Abdullah b. Hanzale’den -Allah ondan râzı olsun- merfu’ olarak gelen hadiste Nebi -sallallahu aleyhi ve sellem- şöyle buyurmuştur:

"Kişinin bilerek yediği bir dirhem fâiz, otuz altı zinâdan daha şiddetlidir."[4]

Fâizin haramlığı geneldir.Bazı kimselerin zannettikleri gibi, zengin ile fakir arasında olmakla sınırlı değildir. Aksine her durum ve kişi hakkında geneldir. Nice zenginler ve büyük tüccarlar, fâiz sebebiyle iflas etmişlerdir. Günümüzde yaşanılanlar bunun en güzel şâhididir. Mal, miktar olarak artsa bile, en hafifi, onun bereketinin kaybolmasıdır.

Nitekim Nebi -sallallahu aleyhi ve sellem- bu konuda şöyle buyurmuştur:

"Fâiz çokluk getirse bile, şüphesiz sonunda bir azlık (noksanlık) olacaktır."[5]

Fâizin haramlığı; oranının yüksek ve düşük olması veya az ve çok olmasıyla sınırlı değildir.
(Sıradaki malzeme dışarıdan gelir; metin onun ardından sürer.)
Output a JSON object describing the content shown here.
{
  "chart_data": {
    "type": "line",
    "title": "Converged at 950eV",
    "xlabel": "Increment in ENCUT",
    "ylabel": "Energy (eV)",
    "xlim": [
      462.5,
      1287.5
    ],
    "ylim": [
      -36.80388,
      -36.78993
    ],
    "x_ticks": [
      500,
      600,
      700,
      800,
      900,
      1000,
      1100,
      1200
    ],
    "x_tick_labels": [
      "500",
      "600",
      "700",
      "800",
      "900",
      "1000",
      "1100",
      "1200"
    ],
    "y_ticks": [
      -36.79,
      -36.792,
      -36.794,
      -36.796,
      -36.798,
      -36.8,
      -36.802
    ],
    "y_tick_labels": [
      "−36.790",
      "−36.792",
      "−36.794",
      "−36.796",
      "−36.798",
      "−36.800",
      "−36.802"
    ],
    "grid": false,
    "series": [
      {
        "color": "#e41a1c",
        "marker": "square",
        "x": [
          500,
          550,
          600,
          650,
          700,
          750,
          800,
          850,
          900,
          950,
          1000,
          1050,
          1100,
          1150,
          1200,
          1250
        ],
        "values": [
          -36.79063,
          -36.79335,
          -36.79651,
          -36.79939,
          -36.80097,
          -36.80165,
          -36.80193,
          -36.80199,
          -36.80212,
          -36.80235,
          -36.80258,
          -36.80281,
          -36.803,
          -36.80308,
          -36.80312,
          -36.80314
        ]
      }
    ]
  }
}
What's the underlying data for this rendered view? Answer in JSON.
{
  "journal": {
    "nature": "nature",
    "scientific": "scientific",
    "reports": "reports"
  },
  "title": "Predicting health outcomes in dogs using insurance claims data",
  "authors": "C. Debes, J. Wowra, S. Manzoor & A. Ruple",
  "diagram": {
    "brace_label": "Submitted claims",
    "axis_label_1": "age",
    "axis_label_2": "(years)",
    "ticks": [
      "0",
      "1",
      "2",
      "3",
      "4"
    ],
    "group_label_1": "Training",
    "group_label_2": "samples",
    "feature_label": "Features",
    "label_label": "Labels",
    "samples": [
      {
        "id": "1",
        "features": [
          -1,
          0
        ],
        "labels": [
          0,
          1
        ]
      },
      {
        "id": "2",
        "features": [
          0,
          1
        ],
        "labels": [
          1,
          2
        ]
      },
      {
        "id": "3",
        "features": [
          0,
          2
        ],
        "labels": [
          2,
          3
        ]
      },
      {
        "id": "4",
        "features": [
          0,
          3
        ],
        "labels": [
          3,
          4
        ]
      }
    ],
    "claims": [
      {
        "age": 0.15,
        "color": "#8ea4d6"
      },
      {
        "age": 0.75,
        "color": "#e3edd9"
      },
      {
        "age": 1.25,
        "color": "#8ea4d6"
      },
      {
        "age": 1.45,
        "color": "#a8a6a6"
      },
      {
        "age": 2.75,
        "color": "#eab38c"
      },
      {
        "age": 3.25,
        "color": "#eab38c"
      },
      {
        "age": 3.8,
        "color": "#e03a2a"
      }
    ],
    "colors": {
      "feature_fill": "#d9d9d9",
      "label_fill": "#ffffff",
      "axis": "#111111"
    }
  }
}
Dolayısıyla fâizin hepsi haramdır.

Fâiz yiyen kimse, kıyâmet günü, şeytan çarpmış kimsenin cinnet nöbetinden ve saradan kalktığı gibi mezarından kalkar.Bu suçun çirkinliğine rağmen, Allah Teâlâ ondan tevbe edilebileceğini ve nasıl tevbe edilmesi gerektiğini haber vermiştir.
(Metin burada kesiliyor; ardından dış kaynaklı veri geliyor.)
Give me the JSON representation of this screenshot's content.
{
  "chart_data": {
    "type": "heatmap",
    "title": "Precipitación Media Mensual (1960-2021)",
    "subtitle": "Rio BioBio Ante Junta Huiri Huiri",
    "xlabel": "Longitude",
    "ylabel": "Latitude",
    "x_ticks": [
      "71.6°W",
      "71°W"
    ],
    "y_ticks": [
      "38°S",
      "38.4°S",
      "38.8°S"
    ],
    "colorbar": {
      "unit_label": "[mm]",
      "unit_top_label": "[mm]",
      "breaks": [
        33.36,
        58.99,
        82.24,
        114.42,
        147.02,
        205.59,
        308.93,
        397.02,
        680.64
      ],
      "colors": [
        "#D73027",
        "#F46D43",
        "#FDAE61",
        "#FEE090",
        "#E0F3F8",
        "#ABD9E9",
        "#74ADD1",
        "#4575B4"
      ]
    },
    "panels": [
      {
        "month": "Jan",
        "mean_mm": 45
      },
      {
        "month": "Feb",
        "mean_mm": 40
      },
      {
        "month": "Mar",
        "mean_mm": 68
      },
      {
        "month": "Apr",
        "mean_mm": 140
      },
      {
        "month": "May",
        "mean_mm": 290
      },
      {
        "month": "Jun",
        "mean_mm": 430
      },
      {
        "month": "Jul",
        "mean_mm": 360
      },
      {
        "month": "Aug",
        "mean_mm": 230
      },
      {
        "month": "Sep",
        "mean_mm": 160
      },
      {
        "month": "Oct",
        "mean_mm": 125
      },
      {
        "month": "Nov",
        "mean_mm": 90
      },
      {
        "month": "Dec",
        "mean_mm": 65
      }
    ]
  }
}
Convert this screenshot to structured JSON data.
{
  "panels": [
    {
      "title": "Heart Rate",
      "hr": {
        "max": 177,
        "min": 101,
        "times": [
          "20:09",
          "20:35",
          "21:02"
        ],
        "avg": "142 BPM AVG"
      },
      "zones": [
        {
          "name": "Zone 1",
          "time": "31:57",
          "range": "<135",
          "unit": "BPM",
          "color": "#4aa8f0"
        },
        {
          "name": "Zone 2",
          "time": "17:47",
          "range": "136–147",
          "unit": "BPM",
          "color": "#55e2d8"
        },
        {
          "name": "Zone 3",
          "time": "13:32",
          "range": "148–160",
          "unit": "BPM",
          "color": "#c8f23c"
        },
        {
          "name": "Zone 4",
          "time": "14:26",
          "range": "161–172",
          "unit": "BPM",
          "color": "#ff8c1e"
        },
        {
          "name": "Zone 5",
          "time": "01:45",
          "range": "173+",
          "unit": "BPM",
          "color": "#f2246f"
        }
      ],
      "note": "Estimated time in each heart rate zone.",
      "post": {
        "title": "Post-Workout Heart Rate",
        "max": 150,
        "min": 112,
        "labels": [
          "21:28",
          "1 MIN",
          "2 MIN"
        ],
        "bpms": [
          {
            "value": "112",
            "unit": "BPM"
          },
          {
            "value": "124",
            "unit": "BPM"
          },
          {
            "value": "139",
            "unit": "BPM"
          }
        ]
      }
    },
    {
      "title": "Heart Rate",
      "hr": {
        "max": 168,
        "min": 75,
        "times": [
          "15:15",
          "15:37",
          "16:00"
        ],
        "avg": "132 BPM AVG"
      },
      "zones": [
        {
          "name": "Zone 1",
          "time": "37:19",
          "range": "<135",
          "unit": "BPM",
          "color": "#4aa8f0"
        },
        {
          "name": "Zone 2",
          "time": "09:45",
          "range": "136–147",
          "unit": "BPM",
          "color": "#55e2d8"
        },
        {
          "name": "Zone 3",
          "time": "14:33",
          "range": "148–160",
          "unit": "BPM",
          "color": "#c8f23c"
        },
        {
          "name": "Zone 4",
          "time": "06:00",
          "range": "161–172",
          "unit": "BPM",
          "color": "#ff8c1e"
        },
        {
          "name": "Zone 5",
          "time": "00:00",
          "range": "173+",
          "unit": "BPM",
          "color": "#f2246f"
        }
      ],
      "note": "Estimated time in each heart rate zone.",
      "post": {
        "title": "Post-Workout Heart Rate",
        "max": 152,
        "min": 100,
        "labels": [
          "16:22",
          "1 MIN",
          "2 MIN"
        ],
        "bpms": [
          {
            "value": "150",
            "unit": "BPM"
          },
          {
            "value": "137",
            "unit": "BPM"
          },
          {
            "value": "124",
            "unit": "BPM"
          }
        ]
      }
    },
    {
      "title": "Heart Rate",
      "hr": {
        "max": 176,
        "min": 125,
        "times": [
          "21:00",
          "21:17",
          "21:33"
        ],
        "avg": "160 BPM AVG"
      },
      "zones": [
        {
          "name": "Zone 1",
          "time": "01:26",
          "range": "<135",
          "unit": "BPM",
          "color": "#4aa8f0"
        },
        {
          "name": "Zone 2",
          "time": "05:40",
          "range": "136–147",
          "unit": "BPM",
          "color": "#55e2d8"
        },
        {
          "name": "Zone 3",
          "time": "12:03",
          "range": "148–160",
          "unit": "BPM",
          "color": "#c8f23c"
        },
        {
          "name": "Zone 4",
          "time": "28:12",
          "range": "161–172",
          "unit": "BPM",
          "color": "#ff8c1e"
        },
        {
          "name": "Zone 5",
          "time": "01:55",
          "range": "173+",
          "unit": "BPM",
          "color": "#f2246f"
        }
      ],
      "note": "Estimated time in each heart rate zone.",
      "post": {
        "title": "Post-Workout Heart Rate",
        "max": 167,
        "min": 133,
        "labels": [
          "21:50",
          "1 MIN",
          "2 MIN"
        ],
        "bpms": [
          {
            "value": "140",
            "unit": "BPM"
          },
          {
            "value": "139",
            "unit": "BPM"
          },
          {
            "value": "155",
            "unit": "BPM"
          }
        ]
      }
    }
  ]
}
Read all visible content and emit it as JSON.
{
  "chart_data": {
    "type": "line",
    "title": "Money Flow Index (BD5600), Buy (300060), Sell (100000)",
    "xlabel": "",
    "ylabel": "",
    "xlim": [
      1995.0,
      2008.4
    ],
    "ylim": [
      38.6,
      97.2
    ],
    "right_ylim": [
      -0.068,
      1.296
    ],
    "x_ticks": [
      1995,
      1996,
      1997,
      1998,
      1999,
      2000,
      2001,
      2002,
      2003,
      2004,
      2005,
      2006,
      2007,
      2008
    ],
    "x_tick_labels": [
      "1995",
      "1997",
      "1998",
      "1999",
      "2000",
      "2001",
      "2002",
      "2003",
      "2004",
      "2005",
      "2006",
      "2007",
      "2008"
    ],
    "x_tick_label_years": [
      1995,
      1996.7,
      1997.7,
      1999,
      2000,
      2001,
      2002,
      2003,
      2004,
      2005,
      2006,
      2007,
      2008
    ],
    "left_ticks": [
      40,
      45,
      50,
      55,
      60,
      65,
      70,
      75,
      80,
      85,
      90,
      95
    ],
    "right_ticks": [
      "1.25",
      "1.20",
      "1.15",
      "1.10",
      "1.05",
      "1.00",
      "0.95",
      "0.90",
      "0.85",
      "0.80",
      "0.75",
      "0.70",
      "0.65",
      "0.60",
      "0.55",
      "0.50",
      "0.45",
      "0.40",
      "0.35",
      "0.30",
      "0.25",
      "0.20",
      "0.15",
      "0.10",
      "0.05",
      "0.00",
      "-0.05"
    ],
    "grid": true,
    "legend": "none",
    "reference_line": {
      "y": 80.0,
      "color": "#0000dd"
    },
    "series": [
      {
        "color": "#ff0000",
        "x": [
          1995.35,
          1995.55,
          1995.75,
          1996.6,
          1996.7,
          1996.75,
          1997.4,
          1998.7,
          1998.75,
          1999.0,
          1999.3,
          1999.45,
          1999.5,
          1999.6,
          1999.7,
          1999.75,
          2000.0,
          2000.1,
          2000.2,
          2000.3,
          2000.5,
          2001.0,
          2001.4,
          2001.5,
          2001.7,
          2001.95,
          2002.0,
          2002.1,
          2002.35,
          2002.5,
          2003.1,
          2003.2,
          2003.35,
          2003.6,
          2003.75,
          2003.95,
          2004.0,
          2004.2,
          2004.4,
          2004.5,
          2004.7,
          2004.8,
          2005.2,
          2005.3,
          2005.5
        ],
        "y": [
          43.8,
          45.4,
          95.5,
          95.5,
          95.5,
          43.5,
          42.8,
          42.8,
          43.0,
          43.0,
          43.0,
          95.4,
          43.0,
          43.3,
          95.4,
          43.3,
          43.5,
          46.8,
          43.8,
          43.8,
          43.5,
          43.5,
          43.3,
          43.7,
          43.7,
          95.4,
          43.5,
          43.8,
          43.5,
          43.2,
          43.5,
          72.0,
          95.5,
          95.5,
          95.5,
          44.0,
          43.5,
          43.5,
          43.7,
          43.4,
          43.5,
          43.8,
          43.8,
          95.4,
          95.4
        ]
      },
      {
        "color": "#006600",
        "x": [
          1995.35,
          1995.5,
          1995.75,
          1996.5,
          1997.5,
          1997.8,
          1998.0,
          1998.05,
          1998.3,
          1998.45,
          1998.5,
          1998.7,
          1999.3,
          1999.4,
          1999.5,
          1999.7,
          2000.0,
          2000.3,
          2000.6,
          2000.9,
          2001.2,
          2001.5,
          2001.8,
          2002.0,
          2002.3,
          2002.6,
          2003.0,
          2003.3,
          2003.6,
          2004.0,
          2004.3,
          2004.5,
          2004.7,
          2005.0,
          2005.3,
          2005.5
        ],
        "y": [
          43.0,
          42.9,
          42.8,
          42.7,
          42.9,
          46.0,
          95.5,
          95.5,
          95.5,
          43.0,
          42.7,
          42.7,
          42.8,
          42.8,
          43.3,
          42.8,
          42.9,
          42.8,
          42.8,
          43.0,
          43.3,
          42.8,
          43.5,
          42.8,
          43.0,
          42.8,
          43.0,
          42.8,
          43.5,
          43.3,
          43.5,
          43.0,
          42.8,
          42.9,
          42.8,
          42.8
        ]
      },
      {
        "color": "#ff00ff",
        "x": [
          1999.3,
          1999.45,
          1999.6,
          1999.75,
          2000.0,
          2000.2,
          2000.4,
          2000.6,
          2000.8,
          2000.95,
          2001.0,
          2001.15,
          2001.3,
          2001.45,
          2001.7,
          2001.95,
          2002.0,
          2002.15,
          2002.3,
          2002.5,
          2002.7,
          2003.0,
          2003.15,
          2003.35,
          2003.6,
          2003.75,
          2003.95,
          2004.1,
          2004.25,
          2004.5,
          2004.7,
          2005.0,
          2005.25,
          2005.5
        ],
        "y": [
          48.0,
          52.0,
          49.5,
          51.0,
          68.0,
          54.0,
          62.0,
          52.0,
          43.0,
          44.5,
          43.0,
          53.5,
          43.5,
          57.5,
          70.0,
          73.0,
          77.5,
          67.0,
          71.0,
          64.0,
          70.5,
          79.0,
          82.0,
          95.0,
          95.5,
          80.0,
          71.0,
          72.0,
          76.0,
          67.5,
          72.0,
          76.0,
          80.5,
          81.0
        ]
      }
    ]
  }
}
Nitekim Allah Teâlâ fâizcilere şöyle buyurmuştur:

"Eğer fâizcilikten tevbe ederseniz, sermayeleriniz (ana paralarınız) sizindir. Böylece ne haksızlık eder, ne de haksızlığa uğrarsınız."[6]
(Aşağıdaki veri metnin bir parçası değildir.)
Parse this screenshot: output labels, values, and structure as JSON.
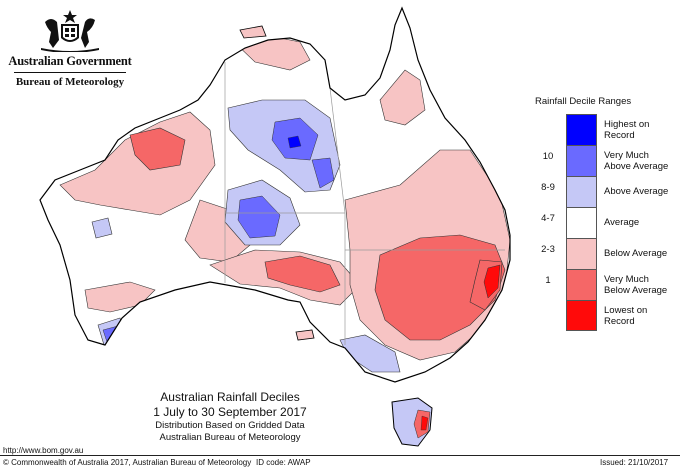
{
  "header": {
    "government": "Australian Government",
    "bureau": "Bureau of Meteorology"
  },
  "map": {
    "title": "Australian Rainfall Deciles",
    "subtitle": "1 July to 30 September 2017",
    "note_1": "Distribution Based on Gridded Data",
    "note_2": "Australian Bureau of Meteorology"
  },
  "legend": {
    "title": "Rainfall Decile Ranges",
    "items": [
      {
        "range": "",
        "label_1": "Highest on",
        "label_2": "Record",
        "color": "#0000ff"
      },
      {
        "range": "10",
        "label_1": "Very Much",
        "label_2": "Above Average",
        "color": "#6a6aff"
      },
      {
        "range": "8-9",
        "label_1": "Above Average",
        "label_2": "",
        "color": "#c5c8f6"
      },
      {
        "range": "4-7",
        "label_1": "Average",
        "label_2": "",
        "color": "#ffffff"
      },
      {
        "range": "2-3",
        "label_1": "Below Average",
        "label_2": "",
        "color": "#f7c4c4"
      },
      {
        "range": "1",
        "label_1": "Very Much",
        "label_2": "Below Average",
        "color": "#f56767"
      },
      {
        "range": "",
        "label_1": "Lowest on",
        "label_2": "Record",
        "color": "#ff0a0a"
      }
    ]
  },
  "footer": {
    "url": "http://www.bom.gov.au",
    "copyright": "© Commonwealth of Australia 2017, Australian Bureau of Meteorology",
    "id_code": "ID code: AWAP",
    "issued": "Issued: 21/10/2017"
  },
  "colors": {
    "average": "#ffffff",
    "above": "#c5c8f6",
    "very_above": "#6a6aff",
    "highest": "#0000ff",
    "below": "#f7c4c4",
    "very_below": "#f56767",
    "lowest": "#ff0a0a",
    "outline": "#000000",
    "boundary": "#9a9a9a"
  }
}
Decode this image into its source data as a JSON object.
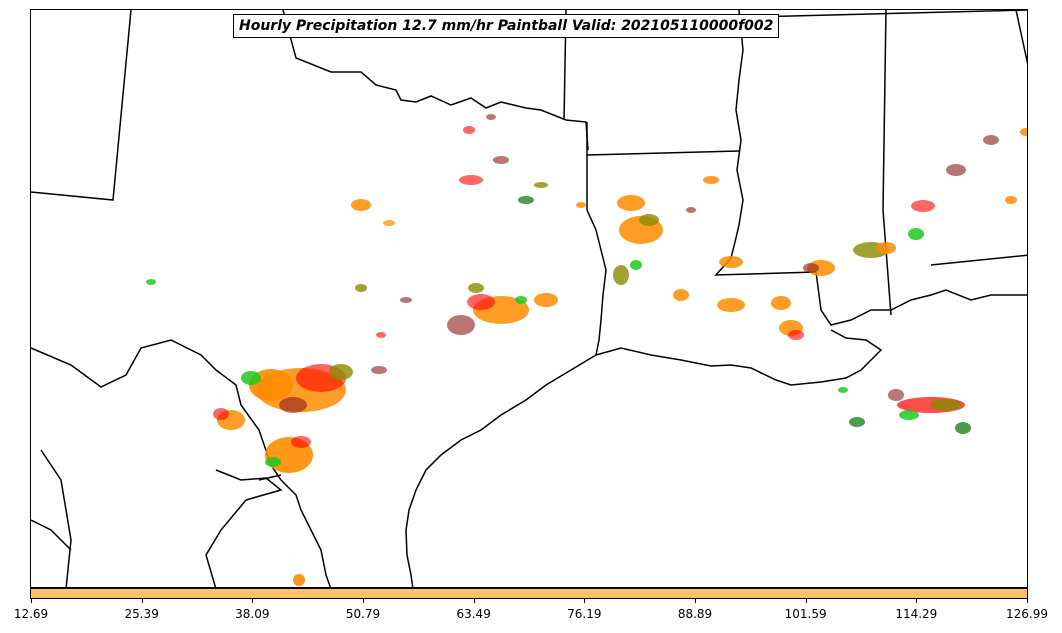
{
  "title": "Hourly Precipitation 12.7 mm/hr Paintball Valid: 202105110000f002",
  "colorbar": {
    "color": "#ffc266",
    "tick_labels": [
      "12.69",
      "25.39",
      "38.09",
      "50.79",
      "63.49",
      "76.19",
      "88.89",
      "101.59",
      "114.29",
      "126.99"
    ]
  },
  "paint_colors": [
    "#ff0000",
    "#ff8c00",
    "#1ec81e",
    "#8b8b00",
    "#8b1a1a",
    "#2e8b2e",
    "#ffa020",
    "#b22222"
  ]
}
İşte bu, adâletin ta kendisidir!

Mü'minin, bu büyük günahtan nefret etmesi ve çirkinliğini kalbinde hissetmesi gerekir.Hatta kaybolmasından veya çalınmasından korktukları için paralarını zorunlu olarak fâizli bankalara yatıranların da,açlıktan dolayı zorunlu olarak leş yiyen veya daha kötü bir durumda olan kimse gibi, zaruret durumunda olduklarını hissetmeleri gerekir. Bununla birlikte Allah Teâlâ’dan bağışlanma dilemeleri ve mümkün olduğunca başka bir çare bulmak için uğraşmalıdırlar. Bu kimselerin bankalardan paralarının fâizini istemeleri câiz değildir. Hatta hesaplarına parasının fâizi eklenmiş olsa bile, sadaka kastıyla değil de câiz olan bir yerde harcamak için fâizden kurtulması gerekir. Çünkü Allah, temizdir; ancak temiz olan şeyleri kabul eder. Fâizden herhangi bir şekilde yararlanması da câiz değildir. Ne yeme ve içmede, ne giyinmede, ne araba ve ev edinmede; ne eşine, çocuğuna, anne ve babasına yapması gereken harcamada; ne zekat olarak vermede, ne vergilerini ödemede, ne de bir haksızlığı gidermede kullanabilir. Sadece Allah Teâlâ’nın azabından korkarak ondan bir şekilde kurtulur.



-------------------


[1] Bakara Sûresi: 278-279

[2] Müslim, 3/1219.

[3] Hakim, Müstedrek: 2/37, Bkz. "Sahîhu’l-Câmi’", hadis no: 3533.

[4] Ahmed Müsnedi, 5/225, Bkz. "Sahîhu’l-Câmi’", hadis no: 3375.

[5] Hakim, Müstedrek: 2/37, Bkz. "Sahîhu’l-Câmi’", hadis no: 3542.